Entropy-Validated Post-Quantum Cryptography for Secure Key Management in Cloud Systems

Abstract

The development of post-quantum cryptography (PQC) is crucial because the advent of quantum computers poses a serious threat to traditional cryptographic methods. Despite the fact that PQC methods (such Kyber, NTRU, and Dilithium) are resistant to quantum attacks, they do not inherently ensure that the cryptographic keys are high-entropy, leaving the systems open to side-channel and brute-force attacks. In order to address entropy-aware validation of PQC produced keys, this research suggests a machine learning method.

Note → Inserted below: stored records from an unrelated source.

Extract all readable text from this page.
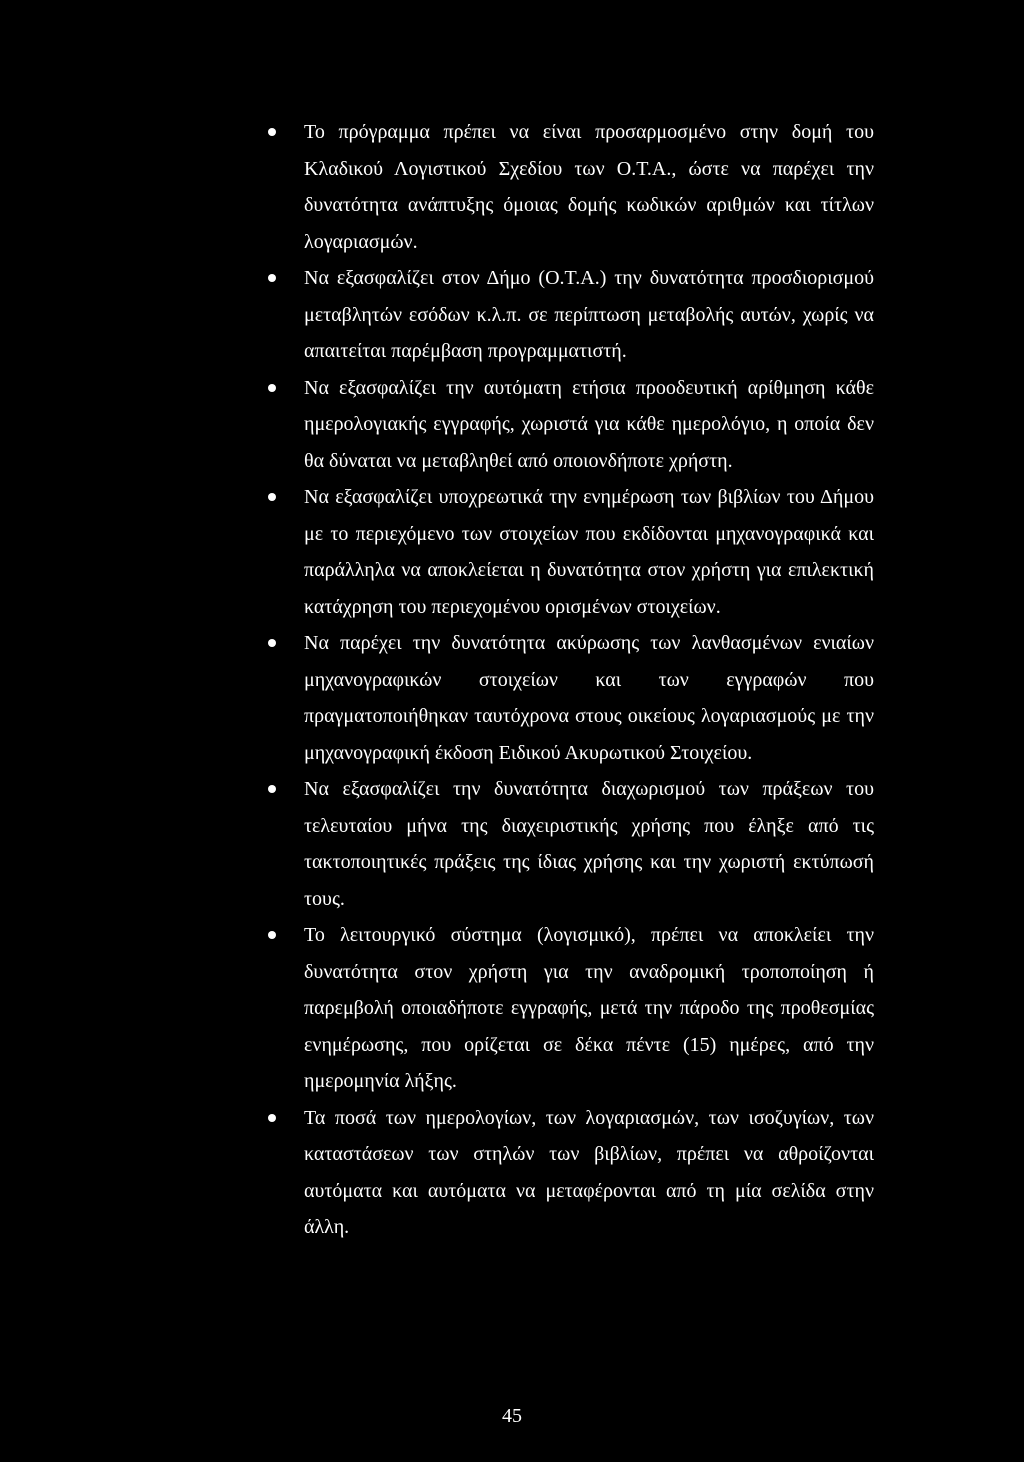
Το πρόγραμμα πρέπει να είναι προσαρμοσμένο στην δομή του Κλαδικού Λογιστικού Σχεδίου των Ο.Τ.Α., ώστε να παρέχει την δυνατότητα ανάπτυξης όμοιας δομής κωδικών αριθμών και τίτλων λογαριασμών.
Να εξασφαλίζει στον Δήμο (Ο.Τ.Α.) την δυνατότητα προσδιορισμού μεταβλητών εσόδων κ.λ.π. σε περίπτωση μεταβολής αυτών, χωρίς να απαιτείται παρέμβαση προγραμματιστή.
Να εξασφαλίζει την αυτόματη ετήσια προοδευτική αρίθμηση κάθε ημερολογιακής εγγραφής, χωριστά για κάθε ημερολόγιο, η οποία δεν θα δύναται να μεταβληθεί από οποιονδήποτε χρήστη.
Να εξασφαλίζει υποχρεωτικά την ενημέρωση των βιβλίων του Δήμου με το περιεχόμενο των στοιχείων που εκδίδονται μηχανογραφικά και παράλληλα να αποκλείεται η δυνατότητα στον χρήστη για επιλεκτική κατάχρηση του περιεχομένου ορισμένων στοιχείων.
Να παρέχει την δυνατότητα ακύρωσης των λανθασμένων ενιαίων μηχανογραφικών στοιχείων και των εγγραφών που πραγματοποιήθηκαν ταυτόχρονα στους οικείους λογαριασμούς με την μηχανογραφική έκδοση Ειδικού Ακυρωτικού Στοιχείου.
Να εξασφαλίζει την δυνατότητα διαχωρισμού των πράξεων του τελευταίου μήνα της διαχειριστικής χρήσης που έληξε από τις τακτοποιητικές πράξεις της ίδιας χρήσης και την χωριστή εκτύπωσή τους.
Το λειτουργικό σύστημα (λογισμικό), πρέπει να αποκλείει την δυνατότητα στον χρήστη για την αναδρομική τροποποίηση ή παρεμβολή οποιαδήποτε εγγραφής, μετά την πάροδο της προθεσμίας ενημέρωσης, που ορίζεται σε δέκα πέντε (15) ημέρες, από την ημερομηνία λήξης.
Τα ποσά των ημερολογίων, των λογαριασμών, των ισοζυγίων, των καταστάσεων των στηλών των βιβλίων, πρέπει να αθροίζονται αυτόματα και αυτόματα να μεταφέρονται από τη μία σελίδα στην άλλη.
45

The quality of one-time key material produced by PQC and conventional algorithms is analyzed using Shannon entropy, a statistical measure for unpredictability. The low-entropy keys are identified and quarantined using a One-Class SVM, ensuring only cryptographically strong keys are used. Five cryptographic schemes are used to empirically evaluate the claims. It was found that Dilithium produces the most secure keys among the schemes, with high validation rates and entropy scores. The combination of machine learning and entropy-driven analysis guarantees QRKG's resilience and a scalable strategy for protecting cryptographic infrastructures from post-quantum attackers. With strict key management criteria, the created method can be expanded to blockchain, cloud, and IOT security systems.